Migrating a service with feature flags
Table of Contents
Context #
I recently encountered a situation where I had to migrate some logic and production data from a legacy service (and database) into a new one.
I had already extracted all relevant code into a new service, ensuring its API was 100% compatible with the old service, then deployed it all the way to production: now I needed a strategy to migrate its data.
Data migrations #
Years ago I have written about database migrations with AWS DMS and that remains a solid approach for long-lasting migrations when you
- cannot hope to update all your consumers quickly
- the volume of data does not allow you to manually dump data, or
- you cannot afford downtime of any sort (read, write)
The situation I recently encountered had different constraints:
- the new service had to become, for business reasons, the source of truth within days (the sooner the better)
- read downtime was not acceptable, but 1-2 hours of planned write downtime were
- there were only a few tens of thousands of rows to migrate, distributed over a few relational tables.
Migration stages #
I started out by defining a set of migration stages to carry out the migration to the new service while respecting the above constraints.
Off #
The old (= legacy) service behaves as usual…
… while the new one proxies all requests to the old one under the hood.
The source of truth remains the legacy service’s database (legacy database). The new database is not used at all, at this point.
We update all consumers and producers to use the new service: since it exposes the exact same API as the old service, this should in principle only require configuration changes (e.g. updating the URL they point to).
Read-only #
The new service allows read requests exactly as in the previous stage…
… but blocks write requests, returning an error to clients.
This is when the data migration happens:
- we copy all data from the legacy database into the new one, and
- we ensure that they are consistent (e.g. using validation scripts)
The legacy service now also returns an error to clients trying to use its read API.
Shadow #
The new service writes to both the legacy and new databases, to keep them in sync, but only reads from the legacy one: this is to verify that the write logic in the new service works, without any impact for clients.

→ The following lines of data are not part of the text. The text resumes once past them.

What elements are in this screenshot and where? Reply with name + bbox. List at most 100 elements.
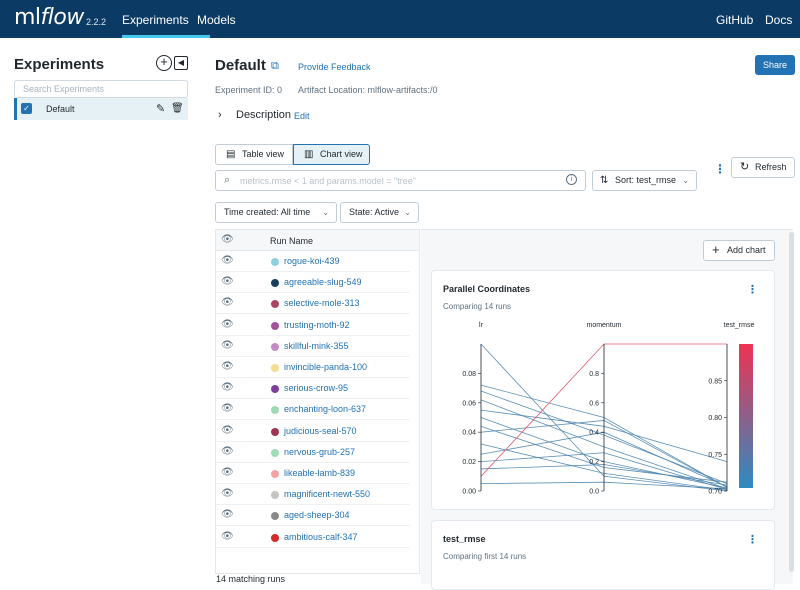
table-view-toggle[interactable]: ▤ Table view	[215, 144, 293, 165]
eye-icon[interactable]: 👁	[221, 297, 234, 309]
description-edit-link[interactable]: Edit	[294, 111, 310, 121]
charts-scrollbar[interactable]	[789, 232, 794, 572]
run-color-dot[interactable]	[271, 533, 279, 542]
run-search-input[interactable]: ⌕ metrics.rmse < 1 and params.model = "t…	[215, 170, 586, 191]
run-name-link[interactable]: ambitious-calf-347	[284, 531, 358, 542]
experiment-id: Experiment ID: 0	[215, 85, 283, 95]
eye-icon[interactable]: 👁	[221, 382, 234, 394]
run-color-dot[interactable]	[271, 512, 279, 521]
eye-icon[interactable]: 👁	[221, 445, 234, 457]
run-color-dot[interactable]	[271, 300, 279, 309]
run-color-dot[interactable]	[271, 385, 279, 394]
run-color-dot[interactable]	[271, 258, 279, 266]
nav-docs[interactable]: Docs	[765, 13, 793, 27]
eye-icon[interactable]: 👁	[221, 318, 234, 330]
mlflow-logo[interactable]: mlflow	[14, 5, 84, 30]
table-icon: ▤	[226, 149, 236, 160]
time-created-filter[interactable]: Time created: All time ⌄	[215, 202, 337, 223]
add-chart-button[interactable]: + Add chart	[703, 240, 775, 261]
run-color-dot[interactable]	[271, 364, 279, 372]
run-name-link[interactable]: invincible-panda-100	[284, 362, 368, 372]
pencil-icon[interactable]: ✎	[156, 103, 166, 115]
eye-icon[interactable]: 👁	[221, 530, 234, 542]
checkbox-icon[interactable]: ✓	[21, 103, 32, 114]
eye-icon[interactable]: 👁	[221, 403, 234, 415]
run-name-link[interactable]: skillful-mink-355	[284, 340, 349, 351]
axis-label: test_rmse	[724, 322, 755, 329]
run-color-dot[interactable]	[271, 406, 279, 415]
eye-icon[interactable]: 👁	[221, 424, 234, 436]
table-row[interactable]: 👁 trusting-moth-92	[216, 315, 410, 336]
table-row[interactable]: 👁 ambitious-calf-347	[216, 527, 410, 548]
run-name-link[interactable]: enchanting-loon-637	[284, 404, 367, 415]
more-options-icon[interactable]: ⋮	[714, 162, 726, 176]
eye-icon[interactable]: 👁	[221, 339, 234, 351]
run-color-dot[interactable]	[271, 470, 279, 478]
run-name-link[interactable]: serious-crow-95	[284, 383, 349, 394]
run-name-link[interactable]: magnificent-newt-550	[284, 489, 371, 500]
tick-label: 0.02	[462, 459, 476, 466]
sort-dropdown[interactable]: ⇅ Sort: test_rmse ⌄	[592, 170, 697, 191]
table-row[interactable]: 👁 serious-crow-95	[216, 378, 410, 400]
run-color-dot[interactable]	[271, 279, 279, 288]
run-color-dot[interactable]	[271, 321, 279, 330]
tick-label: 0.85	[708, 378, 722, 385]
tick-label: 0.6	[589, 400, 599, 407]
chart-menu-icon[interactable]: ⋮	[747, 534, 758, 546]
table-row[interactable]: 👁 rogue-koi-439	[216, 251, 410, 272]
eye-icon[interactable]: 👁	[221, 488, 234, 500]
run-name-link[interactable]: rogue-koi-439	[284, 256, 340, 266]
run-name-link[interactable]: trusting-moth-92	[284, 319, 350, 330]
description-toggle[interactable]: Description	[236, 109, 292, 121]
table-row[interactable]: 👁 selective-mole-313	[216, 293, 410, 315]
table-row[interactable]: 👁 skillful-mink-355	[216, 336, 410, 357]
nav-experiments[interactable]: Experiments	[122, 13, 189, 27]
eye-icon[interactable]: 👁	[221, 234, 234, 245]
eye-icon[interactable]: 👁	[221, 467, 234, 478]
eye-icon[interactable]: 👁	[221, 255, 234, 266]
run-name-link[interactable]: agreeable-slug-549	[284, 277, 362, 288]
table-row[interactable]: 👁 judicious-seal-570	[216, 421, 410, 442]
run-color-dot[interactable]	[271, 491, 279, 500]
plus-circle-icon[interactable]: +	[156, 55, 172, 71]
eye-icon[interactable]: 👁	[221, 276, 234, 288]
run-name-link[interactable]: judicious-seal-570	[284, 425, 357, 436]
run-color-dot[interactable]	[271, 448, 279, 457]
chart-title: test_rmse	[443, 534, 486, 544]
run-name-link[interactable]: nervous-grub-257	[284, 446, 356, 457]
sidebar-item-default[interactable]: ✓ Default ✎ 🗑	[14, 98, 188, 120]
top-navigation-bar: mlflow 2.2.2 Experiments Models GitHub D…	[0, 0, 800, 38]
table-row[interactable]: 👁 magnificent-newt-550	[216, 484, 410, 506]
chevron-down-icon: ⌄	[404, 208, 411, 217]
refresh-button[interactable]: ↻ Refresh	[731, 157, 795, 178]
share-button[interactable]: Share	[755, 55, 795, 75]
copy-icon[interactable]: ⧉	[271, 60, 279, 72]
chart-menu-icon[interactable]: ⋮	[747, 284, 758, 296]
table-row[interactable]: 👁 nervous-grub-257	[216, 442, 410, 463]
run-name-link[interactable]: likeable-lamb-839	[284, 468, 356, 478]
chevron-right-icon[interactable]: ›	[218, 109, 222, 121]
run-color-dot[interactable]	[271, 427, 279, 436]
collapse-left-icon[interactable]: ◀	[174, 56, 188, 70]
run-name-link[interactable]: selective-mole-313	[284, 298, 360, 309]
sidebar-item-label: Default	[46, 104, 75, 114]
column-header-run-name[interactable]: Run Name	[270, 236, 314, 246]
table-row[interactable]: 👁 enchanting-loon-637	[216, 399, 410, 421]
trash-icon[interactable]: 🗑	[171, 103, 184, 114]
nav-models[interactable]: Models	[197, 13, 236, 27]
chart-view-toggle[interactable]: ▥ Chart view	[293, 144, 370, 165]
run-name-link[interactable]: aged-sheep-304	[284, 510, 350, 521]
eye-icon[interactable]: 👁	[221, 361, 234, 372]
state-filter[interactable]: State: Active ⌄	[340, 202, 419, 223]
table-row[interactable]: 👁 invincible-panda-100	[216, 357, 410, 378]
info-icon[interactable]: i	[566, 174, 577, 185]
nav-github[interactable]: GitHub	[716, 13, 754, 27]
experiment-search-input[interactable]: Search Experiments	[14, 80, 188, 98]
run-color-dot[interactable]	[271, 342, 279, 351]
table-row[interactable]: 👁 agreeable-slug-549	[216, 272, 410, 294]
table-row[interactable]: 👁 aged-sheep-304	[216, 505, 410, 527]
sort-icon: ⇅	[600, 175, 609, 186]
eye-icon[interactable]: 👁	[221, 509, 234, 521]
table-row[interactable]: 👁 likeable-lamb-839	[216, 463, 410, 484]
provide-feedback-link[interactable]: Provide Feedback	[298, 62, 371, 72]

Here it’s important to ensure that any errors when writing to the new database alert developers (they signal an issue that must be solved before going to the next stage), but do not impact the customer experience.
Live #
The new service still writes to both the legacy and new databases, but now reads from the new one.
This stage helps to catch any issues in the read logic while preserving consistency across databases, allowing us to quickly go back to the previous stage by simply changing the feature flag value back to Shadow.
Completed #
The new service now reads and writes from/to the new database, which now becomes the source of truth and starts diverging from the legacy one.
Once we confirm that there are no errors, we can decommission the legacy service and database.
Feature flags #
In its most basic form, a feature flag can be seen as a conditional statement whose evaluation can be changed while the service is running (see what are feature flags). What I needed for my purposes was a feature flag evaluating, at any point in time, to a string value selected from a set (= the migration stages).
I updated both the legacy and services to change their behaviour according to the feature flag’s value (= the current migration stage): this enabled me to move between stages without being slowed down by deployments.
Considerations #
The advantage of the solution I just described is that it’s trivial (and fast) to get back to a “safe state” in case of issues: this is both thanks to the use of feature flags and because, starting from Read-Only and up to Live (included), both databases are in sync (assuming no bugs or other failures, of course).